Yes, I do look forward to the day.

Divine Ms_n, Sorry, I wonder who Jennifer is then .... I'm still Joe, though :)

In the 'settled' parts of Australia, the invasion/settlement was so fast - fifty years in parts of NSW, five and ten years in most of SA - occupation was so total and the economic, political and technological influences of the arrivals so comprehensive, that traditional cultural practices soon became unfeasible and, in any case, supplanted or abandonned and replaced very rapidly. The last full speaker of Ngarrindjeri, around the lower Murray and Lakes, was born barely forty years after 'settlement', the last men initiated ten years earlier, and even then in a very abbreviated ceremony.

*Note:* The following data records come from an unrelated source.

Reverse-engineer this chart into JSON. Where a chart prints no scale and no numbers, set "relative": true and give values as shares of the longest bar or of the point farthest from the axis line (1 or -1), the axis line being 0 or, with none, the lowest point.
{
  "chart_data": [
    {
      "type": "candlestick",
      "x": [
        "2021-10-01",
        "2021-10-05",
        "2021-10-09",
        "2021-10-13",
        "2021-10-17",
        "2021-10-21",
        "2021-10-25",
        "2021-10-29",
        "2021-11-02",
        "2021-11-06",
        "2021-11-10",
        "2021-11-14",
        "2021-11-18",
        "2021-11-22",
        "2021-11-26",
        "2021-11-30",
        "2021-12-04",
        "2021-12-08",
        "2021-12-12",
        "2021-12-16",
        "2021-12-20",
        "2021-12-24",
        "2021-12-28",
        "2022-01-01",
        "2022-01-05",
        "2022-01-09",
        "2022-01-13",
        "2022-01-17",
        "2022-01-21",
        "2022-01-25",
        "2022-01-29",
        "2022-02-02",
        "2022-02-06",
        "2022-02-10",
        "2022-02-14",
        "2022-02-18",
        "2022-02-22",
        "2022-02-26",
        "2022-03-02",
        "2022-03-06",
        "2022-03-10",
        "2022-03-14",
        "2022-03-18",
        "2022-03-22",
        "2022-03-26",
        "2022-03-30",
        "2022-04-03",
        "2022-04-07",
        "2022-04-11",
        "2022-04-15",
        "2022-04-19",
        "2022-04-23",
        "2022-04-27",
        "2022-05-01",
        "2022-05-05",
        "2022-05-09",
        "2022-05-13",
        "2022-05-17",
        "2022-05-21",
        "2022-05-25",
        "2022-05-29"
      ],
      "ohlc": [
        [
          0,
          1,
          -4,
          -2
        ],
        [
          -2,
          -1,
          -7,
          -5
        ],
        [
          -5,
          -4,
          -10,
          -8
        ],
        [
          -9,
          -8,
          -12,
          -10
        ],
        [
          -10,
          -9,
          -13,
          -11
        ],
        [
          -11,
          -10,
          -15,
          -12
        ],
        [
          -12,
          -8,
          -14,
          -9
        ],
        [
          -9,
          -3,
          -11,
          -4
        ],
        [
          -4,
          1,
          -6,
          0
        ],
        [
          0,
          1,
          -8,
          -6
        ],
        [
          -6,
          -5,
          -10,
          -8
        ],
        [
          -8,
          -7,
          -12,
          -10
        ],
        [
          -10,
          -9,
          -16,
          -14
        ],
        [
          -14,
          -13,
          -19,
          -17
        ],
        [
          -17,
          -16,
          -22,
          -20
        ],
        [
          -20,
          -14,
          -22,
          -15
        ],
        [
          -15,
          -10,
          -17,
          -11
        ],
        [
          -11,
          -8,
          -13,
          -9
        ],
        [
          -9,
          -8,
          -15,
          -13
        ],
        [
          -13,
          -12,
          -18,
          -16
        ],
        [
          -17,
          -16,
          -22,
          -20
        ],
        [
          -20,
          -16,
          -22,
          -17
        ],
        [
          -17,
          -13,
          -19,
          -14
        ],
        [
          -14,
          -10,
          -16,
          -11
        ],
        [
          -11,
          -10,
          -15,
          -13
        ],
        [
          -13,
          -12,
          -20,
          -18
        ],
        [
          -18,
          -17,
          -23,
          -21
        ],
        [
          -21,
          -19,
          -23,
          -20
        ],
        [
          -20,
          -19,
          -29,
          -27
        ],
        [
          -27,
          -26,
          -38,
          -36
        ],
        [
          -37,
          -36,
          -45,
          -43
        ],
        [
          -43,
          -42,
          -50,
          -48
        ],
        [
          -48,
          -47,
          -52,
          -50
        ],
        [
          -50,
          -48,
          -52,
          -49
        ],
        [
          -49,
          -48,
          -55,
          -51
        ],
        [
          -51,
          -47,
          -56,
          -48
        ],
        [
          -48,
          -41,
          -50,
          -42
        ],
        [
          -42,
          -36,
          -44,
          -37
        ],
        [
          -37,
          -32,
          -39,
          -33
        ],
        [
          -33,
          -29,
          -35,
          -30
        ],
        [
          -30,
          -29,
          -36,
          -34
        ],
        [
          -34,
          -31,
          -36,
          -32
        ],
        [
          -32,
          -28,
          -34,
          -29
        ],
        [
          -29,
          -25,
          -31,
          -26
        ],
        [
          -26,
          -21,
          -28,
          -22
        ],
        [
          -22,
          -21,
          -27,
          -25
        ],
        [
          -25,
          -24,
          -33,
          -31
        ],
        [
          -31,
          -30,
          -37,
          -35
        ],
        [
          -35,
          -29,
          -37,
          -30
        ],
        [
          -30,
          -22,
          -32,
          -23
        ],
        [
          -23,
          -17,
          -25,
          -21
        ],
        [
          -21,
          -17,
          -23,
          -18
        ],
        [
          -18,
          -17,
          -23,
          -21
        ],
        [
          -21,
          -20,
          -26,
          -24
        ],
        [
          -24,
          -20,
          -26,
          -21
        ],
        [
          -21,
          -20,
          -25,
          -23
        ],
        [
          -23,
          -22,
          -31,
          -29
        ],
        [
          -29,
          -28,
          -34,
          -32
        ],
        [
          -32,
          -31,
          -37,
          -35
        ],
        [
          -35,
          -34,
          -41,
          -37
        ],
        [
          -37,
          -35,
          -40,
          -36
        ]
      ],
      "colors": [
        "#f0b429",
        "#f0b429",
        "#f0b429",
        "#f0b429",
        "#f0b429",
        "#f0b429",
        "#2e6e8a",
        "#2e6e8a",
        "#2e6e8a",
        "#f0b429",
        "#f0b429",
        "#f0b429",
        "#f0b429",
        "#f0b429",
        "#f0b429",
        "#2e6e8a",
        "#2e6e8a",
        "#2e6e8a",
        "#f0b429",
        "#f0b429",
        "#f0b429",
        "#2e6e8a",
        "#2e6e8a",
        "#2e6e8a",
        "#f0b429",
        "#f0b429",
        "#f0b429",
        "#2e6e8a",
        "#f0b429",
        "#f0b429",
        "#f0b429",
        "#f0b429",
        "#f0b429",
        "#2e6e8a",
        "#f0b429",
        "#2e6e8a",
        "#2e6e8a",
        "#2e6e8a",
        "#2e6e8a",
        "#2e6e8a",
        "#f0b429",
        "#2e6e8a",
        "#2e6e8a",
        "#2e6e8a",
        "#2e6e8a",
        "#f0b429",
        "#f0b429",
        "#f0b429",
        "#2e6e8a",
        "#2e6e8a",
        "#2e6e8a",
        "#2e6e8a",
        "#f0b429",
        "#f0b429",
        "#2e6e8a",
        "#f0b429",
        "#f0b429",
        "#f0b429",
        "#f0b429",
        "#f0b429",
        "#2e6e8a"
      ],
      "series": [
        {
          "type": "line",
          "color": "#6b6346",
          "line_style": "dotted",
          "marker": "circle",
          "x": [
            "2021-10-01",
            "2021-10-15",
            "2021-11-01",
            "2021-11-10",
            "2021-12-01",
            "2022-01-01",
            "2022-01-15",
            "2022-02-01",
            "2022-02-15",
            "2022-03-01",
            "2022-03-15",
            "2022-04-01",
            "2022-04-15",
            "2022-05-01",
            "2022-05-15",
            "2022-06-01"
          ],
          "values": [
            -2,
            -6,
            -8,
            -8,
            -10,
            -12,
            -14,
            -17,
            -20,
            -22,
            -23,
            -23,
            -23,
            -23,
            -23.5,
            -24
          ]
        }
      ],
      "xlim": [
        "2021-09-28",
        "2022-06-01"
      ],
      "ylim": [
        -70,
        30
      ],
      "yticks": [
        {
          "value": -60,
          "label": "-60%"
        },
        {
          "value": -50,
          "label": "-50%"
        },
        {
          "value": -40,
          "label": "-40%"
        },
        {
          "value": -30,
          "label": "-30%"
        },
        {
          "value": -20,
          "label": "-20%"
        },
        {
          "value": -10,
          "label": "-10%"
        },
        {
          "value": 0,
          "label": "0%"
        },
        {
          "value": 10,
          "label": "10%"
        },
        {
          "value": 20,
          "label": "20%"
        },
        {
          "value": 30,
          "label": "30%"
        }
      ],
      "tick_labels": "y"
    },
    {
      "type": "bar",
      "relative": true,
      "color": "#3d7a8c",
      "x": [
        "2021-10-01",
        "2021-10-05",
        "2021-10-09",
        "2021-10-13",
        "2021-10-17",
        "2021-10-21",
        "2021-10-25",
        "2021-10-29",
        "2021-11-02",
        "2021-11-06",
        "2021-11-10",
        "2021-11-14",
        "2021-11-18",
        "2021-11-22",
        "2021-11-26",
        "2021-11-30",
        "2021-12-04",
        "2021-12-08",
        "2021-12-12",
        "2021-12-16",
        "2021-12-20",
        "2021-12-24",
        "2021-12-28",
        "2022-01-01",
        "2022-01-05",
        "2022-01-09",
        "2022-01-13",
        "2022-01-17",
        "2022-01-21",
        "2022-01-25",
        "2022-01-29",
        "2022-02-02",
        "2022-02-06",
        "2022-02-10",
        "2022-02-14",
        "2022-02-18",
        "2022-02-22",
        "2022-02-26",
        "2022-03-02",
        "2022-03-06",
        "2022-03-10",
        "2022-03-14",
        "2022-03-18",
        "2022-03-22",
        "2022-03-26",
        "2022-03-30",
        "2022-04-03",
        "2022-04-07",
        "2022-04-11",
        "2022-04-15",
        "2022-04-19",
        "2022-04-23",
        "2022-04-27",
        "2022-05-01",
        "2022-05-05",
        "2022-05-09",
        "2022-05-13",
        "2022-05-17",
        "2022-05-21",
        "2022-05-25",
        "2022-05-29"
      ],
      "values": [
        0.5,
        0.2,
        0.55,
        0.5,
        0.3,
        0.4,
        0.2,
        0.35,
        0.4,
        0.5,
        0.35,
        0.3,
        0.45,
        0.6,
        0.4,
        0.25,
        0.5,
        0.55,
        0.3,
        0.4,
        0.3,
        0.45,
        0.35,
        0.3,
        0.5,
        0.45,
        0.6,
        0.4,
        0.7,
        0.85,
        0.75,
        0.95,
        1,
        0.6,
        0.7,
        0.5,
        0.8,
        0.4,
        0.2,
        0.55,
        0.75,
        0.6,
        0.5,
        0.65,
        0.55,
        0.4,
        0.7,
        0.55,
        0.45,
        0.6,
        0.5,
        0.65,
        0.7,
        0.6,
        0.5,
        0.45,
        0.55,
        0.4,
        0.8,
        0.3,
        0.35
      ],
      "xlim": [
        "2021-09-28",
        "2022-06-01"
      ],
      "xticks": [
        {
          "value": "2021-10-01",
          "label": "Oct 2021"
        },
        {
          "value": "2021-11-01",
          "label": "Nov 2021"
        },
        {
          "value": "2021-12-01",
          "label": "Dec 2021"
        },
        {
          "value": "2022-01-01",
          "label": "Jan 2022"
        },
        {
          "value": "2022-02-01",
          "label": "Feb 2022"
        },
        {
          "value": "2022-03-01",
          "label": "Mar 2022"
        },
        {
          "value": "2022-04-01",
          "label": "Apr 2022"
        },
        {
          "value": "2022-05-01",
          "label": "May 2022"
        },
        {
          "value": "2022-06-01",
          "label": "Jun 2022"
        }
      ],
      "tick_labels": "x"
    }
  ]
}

Yes, you're right about speaking a common language, and that language, for good or ill, was and is English. The Protector down here was reporting as early as 1845 ('settlement' commencing in 1836-1837) that Aboriginal people from different groups already tended to speak to each other in English, with much increased mobility across much greater spaces, using introduced forms of travel, horse, ship and, within another ten years, rail.

To get back to Sara's point, having different Census forms endangers the integrity of any data collected, and makes analysis that much more difficult, and really isn't necessary in 2011. Personnel could have been trained up to guide people through the standard form, to maintain that data integrity. There seems to be a never-ending desire to treat people as fundamentally and forever different on the one hand, and any data collected concerning them to be of no real consequence or value. I hope that this discriminatory practice won't be implemented in the next Census.